Let your eyes rest and float in their sockets so they’re not straining or needing to use attention to concentrate, but are more receptive and then feel as if you’re able to see this soft lens rather than pinpointing with concentration.

Then just notice that you can also begin to have awareness that is this whole field, beginning to open to the sides. So as you as awareness opens to the sides, you’ll notice your eyes don’t move, but your peripheral vision will start to open.

And you can smile and breathe in cool air, and then feel how awareness can open your view, even as it lets go of seeing and goes to the side to be aware of the space. And the awareness in which sound is coming and going. And somehow feel as if awareness can open your view all the way behind you. You discover that awareness has your back, that this awareness mingles with that field of awareness that’s behind you. It arises as your body and looks out of the eyes of your heart.

Feel as if you’re aware of this open view, and now just feel what it’s like to rest as this and realize the awareness is equally inside and out. As you take a little deeper breath, let out a sigh, feel like you drop from headspace to heart space. 

Feel this sense of the supportive awareness behind you, arising as your body in this cloud of sensation and kind of connecting in this inter being, in this bodhicitta eyes of the heart to everyone and everything.

You’re embodied more or open minded, open hearted, present. Not having to look up to thought to have direct perception. Feeling less contracted, more open and connected. 

See what it’s like when your eyes are returned, so they don’t have to go out and grasp. How you could go from here, stay dropped open and and just go and do the next task in your day. This is a beautiful meditation to do before you do an activity, and it allows you to enter what I call, bodhichitta, the awake loving flow, because it’s similar to what we do in our free time. 

Your Full Human Nature

We do what we do because it takes us out of our ego center into our body. Open eyed we go walk in nature, play sports, listen to music, be with animals, children. We drop, we connect, we feel, we act. We’re able to move, and we’re not in our self referencing small self. We’re in this awake, loving flow. So we know how to do it.

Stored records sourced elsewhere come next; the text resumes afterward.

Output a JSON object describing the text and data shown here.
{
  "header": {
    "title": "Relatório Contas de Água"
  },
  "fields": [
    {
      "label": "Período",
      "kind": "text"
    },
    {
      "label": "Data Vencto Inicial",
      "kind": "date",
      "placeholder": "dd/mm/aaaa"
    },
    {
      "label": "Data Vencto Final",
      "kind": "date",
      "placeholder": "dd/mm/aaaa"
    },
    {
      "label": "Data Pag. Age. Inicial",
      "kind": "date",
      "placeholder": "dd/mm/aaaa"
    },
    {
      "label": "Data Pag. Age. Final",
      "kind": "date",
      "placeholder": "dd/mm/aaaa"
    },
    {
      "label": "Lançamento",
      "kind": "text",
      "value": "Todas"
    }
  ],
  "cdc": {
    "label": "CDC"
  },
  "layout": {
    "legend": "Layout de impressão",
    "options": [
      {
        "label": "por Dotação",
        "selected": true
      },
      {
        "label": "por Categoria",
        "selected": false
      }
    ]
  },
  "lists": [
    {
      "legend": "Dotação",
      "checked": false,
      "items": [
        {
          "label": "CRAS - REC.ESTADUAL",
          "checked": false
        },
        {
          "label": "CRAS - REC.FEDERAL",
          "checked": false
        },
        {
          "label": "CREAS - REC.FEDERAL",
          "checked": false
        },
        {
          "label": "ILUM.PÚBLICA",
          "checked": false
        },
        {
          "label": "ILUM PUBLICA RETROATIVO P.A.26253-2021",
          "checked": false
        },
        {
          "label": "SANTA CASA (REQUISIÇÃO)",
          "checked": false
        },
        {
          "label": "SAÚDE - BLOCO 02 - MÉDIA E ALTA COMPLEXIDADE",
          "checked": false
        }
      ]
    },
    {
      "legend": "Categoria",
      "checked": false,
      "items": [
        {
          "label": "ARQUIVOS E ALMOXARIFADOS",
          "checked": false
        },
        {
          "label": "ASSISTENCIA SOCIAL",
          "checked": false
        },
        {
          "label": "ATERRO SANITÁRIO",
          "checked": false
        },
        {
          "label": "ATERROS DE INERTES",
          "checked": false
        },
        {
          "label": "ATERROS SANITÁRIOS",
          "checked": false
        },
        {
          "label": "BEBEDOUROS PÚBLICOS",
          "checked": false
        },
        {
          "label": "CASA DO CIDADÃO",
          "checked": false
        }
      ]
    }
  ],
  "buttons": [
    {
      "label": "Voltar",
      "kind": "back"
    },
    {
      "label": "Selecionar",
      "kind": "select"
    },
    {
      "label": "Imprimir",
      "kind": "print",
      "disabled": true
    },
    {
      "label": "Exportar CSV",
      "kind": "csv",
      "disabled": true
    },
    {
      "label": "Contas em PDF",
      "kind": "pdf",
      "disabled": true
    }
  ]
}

We just need to know that we know it and find a way to return, not just in the doorways of those flow activities that we love, and realize it’s not about that activity. It’s about you, that you have the capacity to be this awake, loving flow. This open hearted, compassionate, actively engaged, capacity to be with any parts of you, emotions and thoughts that arise. 

Because now that you found the solution, that which can bear what seemed to be unbearable, you don’t have to just deconstruct the ego and get flooded. You actually find that which has this naturally vast loving capacity. 

If a part of you is hurt or feels wounded, there’s an immediate feeling of interbeing, of being same-same. And there’s the ability to begin to allow those human parts that have been protected to be liberated. 

This awake, loving flow, this effortless mindfulness, is a way to access your full human nature and your full awake nature, any time of day. And when you learn to do this, you’re not just doing it on the cushion, but you literally can start to unhook, drop, open, include, and go about your day in a way that is more wisely and lovingly present.

I thank you for spending time and I look forward to hopefully meeting some of you.